Showing that a certain function cannot be represented as a Poisson integral

Question

Let $\Bbb T$ denote the unit circle in $\Bbb C$. A function on $\Bbb T$ can be identified with a $2\pi$-periodic function on $\Bbb R$. For a function $f$ on $\Bbb T$, we define its integral on $\Bbb T$ by $\dfrac{1}{2\pi}\displaystyle\int_0^{2\pi} f(e^{it})~dt$ (if the integral is well-defined in Lebesgue sense).

For a function $f\in L^1(\Bbb T)$, let us define its Possion integral $u = P[f]$ by $u(z)=\dfrac{1}{2\pi}\displaystyle\int_0^{2\pi} P(z,e^{it})f(e^{it})~dt$ for $|z|<1$, where $P(z,e^{it})=\dfrac{1-|z|^2}{|e^{it}-z|^2}$. Then it is known that $\displaystyle\sup_{0<r<1} \dfrac{1}{2\pi}\displaystyle\int_0^{2\pi} |u(re^{i\theta})|~d\theta \leq ||f||_1$.

Using this result how can we show that for $u(z) =\textrm{Im}\left[\left(\frac{1+z}{1-z} \right)^2 \right]$, $|z|<1$, there is no $f\in L^1(\Bbb T)$ such that $u = P[f]$? I tried to show the supremum is unbounded but the calculation is so complicated so I got stuck. Thanks in advance

Answer 1

If $f\in L^1(\mathbb{T})$, $P[f](re^{i\theta}) =\frac{1}{2\pi} \int_0^{2\pi}{\frac{1-r^2}{|e^{i(t-\theta)}-r|^2} f(e^{it})\,dt}:= \int_0^{2\pi} {K_r(t-\theta) f(e^{it})\,dt}=C_r f(\theta)$, where $K_r$ is a function $\mathbb{R}/2\pi\mathbb{Z} \rightarrow [0,\infty)$ defined by $2\pi K_r(t)$ being the real part of $\frac{1+re^{it}}{1-re^{it}}$.

Complex analysis easily proves that each $K_r$ has integral $1$. Moreover, one can also see that $K_r$ converges uniformly to zero on compact subsets of $\mathbb{R}/2\pi\mathbb{Z}$ not containing zero. Thus, if $f \in L^1(\mathbb{T})$ is continuous, $C_rf(\theta)$ goes uniformly to $f(e^{i\theta})$ as $r \rightarrow 1$.

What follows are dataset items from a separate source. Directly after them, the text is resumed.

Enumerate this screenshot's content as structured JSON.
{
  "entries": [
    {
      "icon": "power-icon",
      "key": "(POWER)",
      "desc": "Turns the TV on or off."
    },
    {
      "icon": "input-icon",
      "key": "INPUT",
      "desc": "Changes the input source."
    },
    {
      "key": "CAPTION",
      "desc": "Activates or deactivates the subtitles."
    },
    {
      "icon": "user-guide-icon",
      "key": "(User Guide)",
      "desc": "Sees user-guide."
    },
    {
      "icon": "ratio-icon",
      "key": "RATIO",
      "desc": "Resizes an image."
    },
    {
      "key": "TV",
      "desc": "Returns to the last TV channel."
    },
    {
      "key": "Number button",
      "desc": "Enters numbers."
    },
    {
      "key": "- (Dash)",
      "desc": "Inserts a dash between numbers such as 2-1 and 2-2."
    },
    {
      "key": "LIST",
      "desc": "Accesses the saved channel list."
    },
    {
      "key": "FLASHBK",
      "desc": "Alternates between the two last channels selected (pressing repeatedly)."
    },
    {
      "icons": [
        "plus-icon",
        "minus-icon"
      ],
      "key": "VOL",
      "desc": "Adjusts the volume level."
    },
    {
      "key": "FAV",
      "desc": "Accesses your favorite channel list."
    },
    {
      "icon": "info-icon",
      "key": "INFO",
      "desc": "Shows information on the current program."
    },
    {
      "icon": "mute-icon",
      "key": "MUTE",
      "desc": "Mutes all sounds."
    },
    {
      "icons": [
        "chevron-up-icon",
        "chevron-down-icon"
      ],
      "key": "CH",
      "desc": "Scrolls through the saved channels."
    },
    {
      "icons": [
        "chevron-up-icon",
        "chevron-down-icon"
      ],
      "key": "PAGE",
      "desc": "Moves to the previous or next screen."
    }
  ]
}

Let $V \subset L^1(\mathbb{T})$ be the subspace of $f$ such that $C_rf(\theta)$ converges to $f(e^{i\theta})$ in $L^1$ norm as $r \rightarrow 1$. $V$ contains all continuous functions; moreover, if $f \in V$, $g \in L^1(\mathbb{T})$, then (all norms being $L^1(\mathbb{R}/2\pi\mathbb{Z})$) $\|C_rg-g\| \leq \|C_r(g-f)+C_rf-f+f-g\| \leq 2\|f-g\|+\|C_rf-f\|$ (the $L^1$ norm of $K_r$ is $1$ so the $L^1 \rightarrow L^1$ operator norm of $C_r$ is at most $1$), so that the limsup of $\|C_rg-g\|$ is dominated by twice the distance of $g$ to $V$. But $V$ is dense, so that limsup is zero, so $g \in V$.

In particular, if $u=P[f]$, then the radial limit of $u$ goes in $L^1$ to $f$. Except that the radial limit of $u$ pointwise (and uniformly away from $\theta=0$) is $0$. So $f$ would be zero, a contradiction.

Answer 2

A different and possibly easier solution is to consider $2\pi F(z)=\int_{0}^{2\pi}\frac{e^{it}f(e^{it})}{e^{it}-z}dt, |z| <1$ the Cauchy transform of $f$ which is an analytic function in the unit disc; pretty much by definition $F(z)=-i(\frac{1+z}{1-z})^{2}$

But now it is an easy exercise to show that $F \in H^{p}(\mathbb D), 0<p<1$

(decompose $f=f_{+}-f_{-}$ and use that the conjugate Poisson kernel is in $L^p, p<1$ or directly that an analytic function with a positive real part is in $H^p, 0<p<1$ by using that $\Re G >0, G(0)=1$ implies $G$ subordinated to $(1+z)/(1-z)$ and the classic results on means of subordinated functions)

However it is obvious that $-i(\frac{1+z}{1-z})^{2} \in H^p$ only for $p < 1/2$ since $1/(1-r)^{2p}$ is integrable near $1$ only for $p < 1/2$ so contradiction!